Por obvias razones de espacio, vamos a olvidarnos hoy de las muchas razones médicas para desconfiar de las vacunas anticovid. También nos vamos a olvidar de la férrea censura que, mientras duró la pandemia, impidió a miles de médicos, virólogos y otros científicos de todo el mundo explicar sus argumentos contrarios a dichas vacunas. Olvidemos asimismo los cientos de miles de casos de efectos perniciosos que se van conociendo y que poco a poco van rompiendo el muro de silencio levantado en torno a ellos.

Centrémonos solamente en la vertiente jurídico-política del asunto, que es suficientemente grave. Porque, de instancias médicas, judiciales y políticas de todo el mundo, aunque poco de ello alcance los medios de masas, van llegando lenta y silenciosamente informaciones tan inquietantes como la confirmación por parte de la Comisión Europea de 11.977 muertes espontáneas tras la vacuna anticovid hasta septiembre de 2023. En nuestro país, la Agencia Española del Medicamento y Productos Sanitarios ha certificado por primera vez la relación de causalidad entre la inyección de una de las vacunas y la miocarditis grave. Pero la ministra de Sanidad, Mónica García, se ha apresurado a lavarse las manos con el argumento de que «se la pusieron voluntariamente».
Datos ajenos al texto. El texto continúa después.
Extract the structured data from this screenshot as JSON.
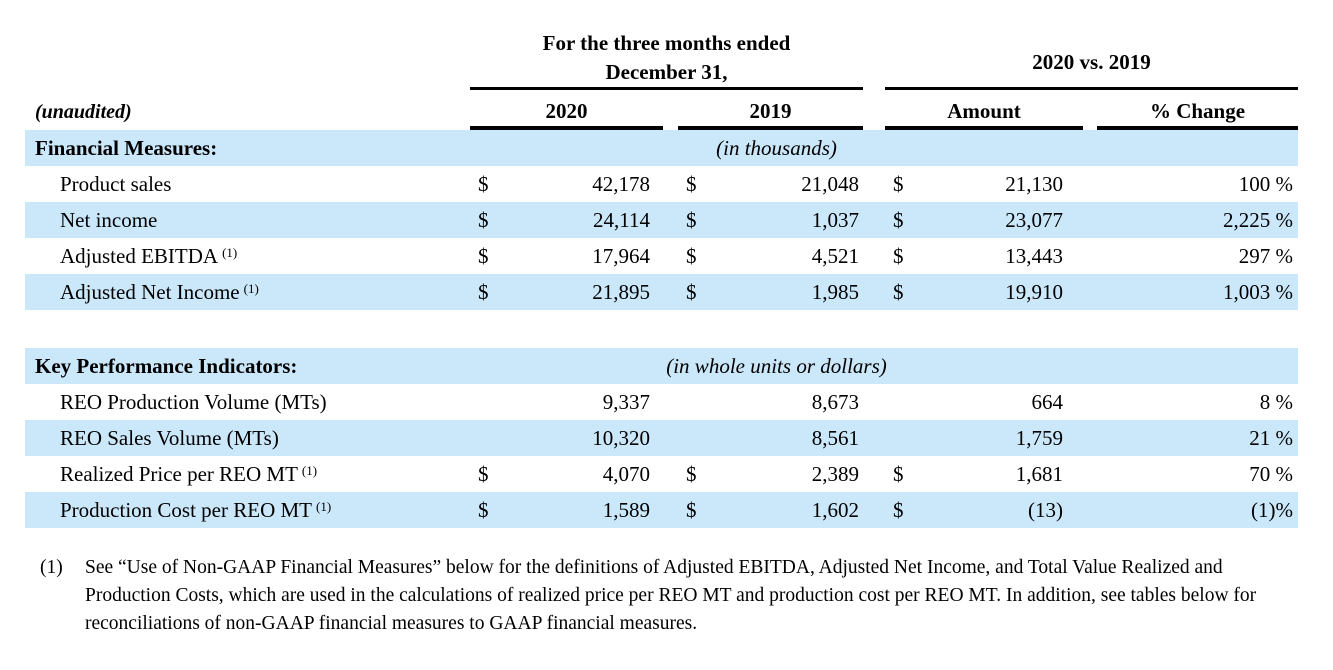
{
  "table": {
    "group_headers": {
      "period": {
        "line1": "For the three months ended",
        "line2": "December 31,"
      },
      "comparison": "2020 vs. 2019"
    },
    "unaudited_label": "(unaudited)",
    "column_headers": {
      "y2020": "2020",
      "y2019": "2019",
      "amount": "Amount",
      "pct_change": "% Change"
    },
    "sections": [
      {
        "title": "Financial Measures:",
        "unit_note": "(in thousands)",
        "rows": [
          {
            "label": "Product sales",
            "sup": "",
            "cur1": "$",
            "v2020": "42,178",
            "cur2": "$",
            "v2019": "21,048",
            "cur3": "$",
            "amount": "21,130",
            "pct": "100 %"
          },
          {
            "label": "Net income",
            "sup": "",
            "cur1": "$",
            "v2020": "24,114",
            "cur2": "$",
            "v2019": "1,037",
            "cur3": "$",
            "amount": "23,077",
            "pct": "2,225 %"
          },
          {
            "label": "Adjusted EBITDA",
            "sup": "(1)",
            "cur1": "$",
            "v2020": "17,964",
            "cur2": "$",
            "v2019": "4,521",
            "cur3": "$",
            "amount": "13,443",
            "pct": "297 %"
          },
          {
            "label": "Adjusted Net Income",
            "sup": "(1)",
            "cur1": "$",
            "v2020": "21,895",
            "cur2": "$",
            "v2019": "1,985",
            "cur3": "$",
            "amount": "19,910",
            "pct": "1,003 %"
          }
        ]
      },
      {
        "title": "Key Performance Indicators:",
        "unit_note": "(in whole units or dollars)",
        "rows": [
          {
            "label": "REO Production Volume (MTs)",
            "sup": "",
            "cur1": "",
            "v2020": "9,337",
            "cur2": "",
            "v2019": "8,673",
            "cur3": "",
            "amount": "664",
            "pct": "8 %"
          },
          {
            "label": "REO Sales Volume (MTs)",
            "sup": "",
            "cur1": "",
            "v2020": "10,320",
            "cur2": "",
            "v2019": "8,561",
            "cur3": "",
            "amount": "1,759",
            "pct": "21 %"
          },
          {
            "label": "Realized Price per REO MT",
            "sup": "(1)",
            "cur1": "$",
            "v2020": "4,070",
            "cur2": "$",
            "v2019": "2,389",
            "cur3": "$",
            "amount": "1,681",
            "pct": "70 %"
          },
          {
            "label": "Production Cost per REO MT",
            "sup": "(1)",
            "cur1": "$",
            "v2020": "1,589",
            "cur2": "$",
            "v2019": "1,602",
            "cur3": "$",
            "amount": "(13)",
            "pct": "(1)%"
          }
        ]
      }
    ],
    "footnote": {
      "marker": "(1)",
      "text": "See “Use of Non-GAAP Financial Measures” below for the definitions of Adjusted EBITDA, Adjusted Net Income, and Total Value Realized and Production Costs, which are used in the calculations of realized price per REO MT and production cost per REO MT. In addition, see tables below for reconciliations of non-GAAP financial measures to GAAP financial measures."
    },
    "colors": {
      "band": "#cbe7fa",
      "text": "#000000",
      "rule": "#000000"
    }
  }
}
Hagamos un poco de memoria. El presidente Sánchez declaró que «la libertad hoy es vacunarse». Y que «sabemos cuál es el remedio: mascarilla y vacunación». Y que «todas las vacunas son seguras».

Su compañero de partido Juan Fernándo López Aguilar, exministro de Justicia y profesor de derecho constitucional, propuso imponer la vacunación obligatoria porque «no existe ninguna cláusula constitucional que lo impida». Debe de ser que este jurista ignora la existencia del artículo 15 de la Constitucion, ése que instituye como primer derecho fundamental de los españoles el derecho a la vida y la integridad física. Aunque probablemente no yerre demasiado López Aguilar, porque si el aborto es posible cualquier cosa es posible, diga lo que diga la inútil Constitución.

El también exministro socialista Miguel Sebastián declaró que el objetivo del pasaporte Covid era «hacerles la vida imposible a los que no se quieren vacunar. Que no puedan ir ni a los gimnasios, ni a los restaurantes, ni a los conciertos, ni al fútbol, ni viajar en avión, ni viajar en tren y, si me apuras, incluso ni viajar en metro o en autobús».

El PP y el PSOE votaron juntos en el Parlamento Europeo, como en la mayoría de las materias, a favor de la vacunación obligatoria.

Varios presidentes autonómicos plantearon e incluso aprobaron normas, suspendidas por el Tribunal Constitucional, estableciendo la obligatoriedad de vacunarse, entre ellos Urkullu, Revilla —que propuso la vacunación obligatoria «por las buenas o por las malas, por lo civil o por lo militar»— y Núñez Feijoo.

la Fiscalía del Estado pidió al Tribunal Constitucional que avalase la vacunación obligatoria de niños e incapacitados.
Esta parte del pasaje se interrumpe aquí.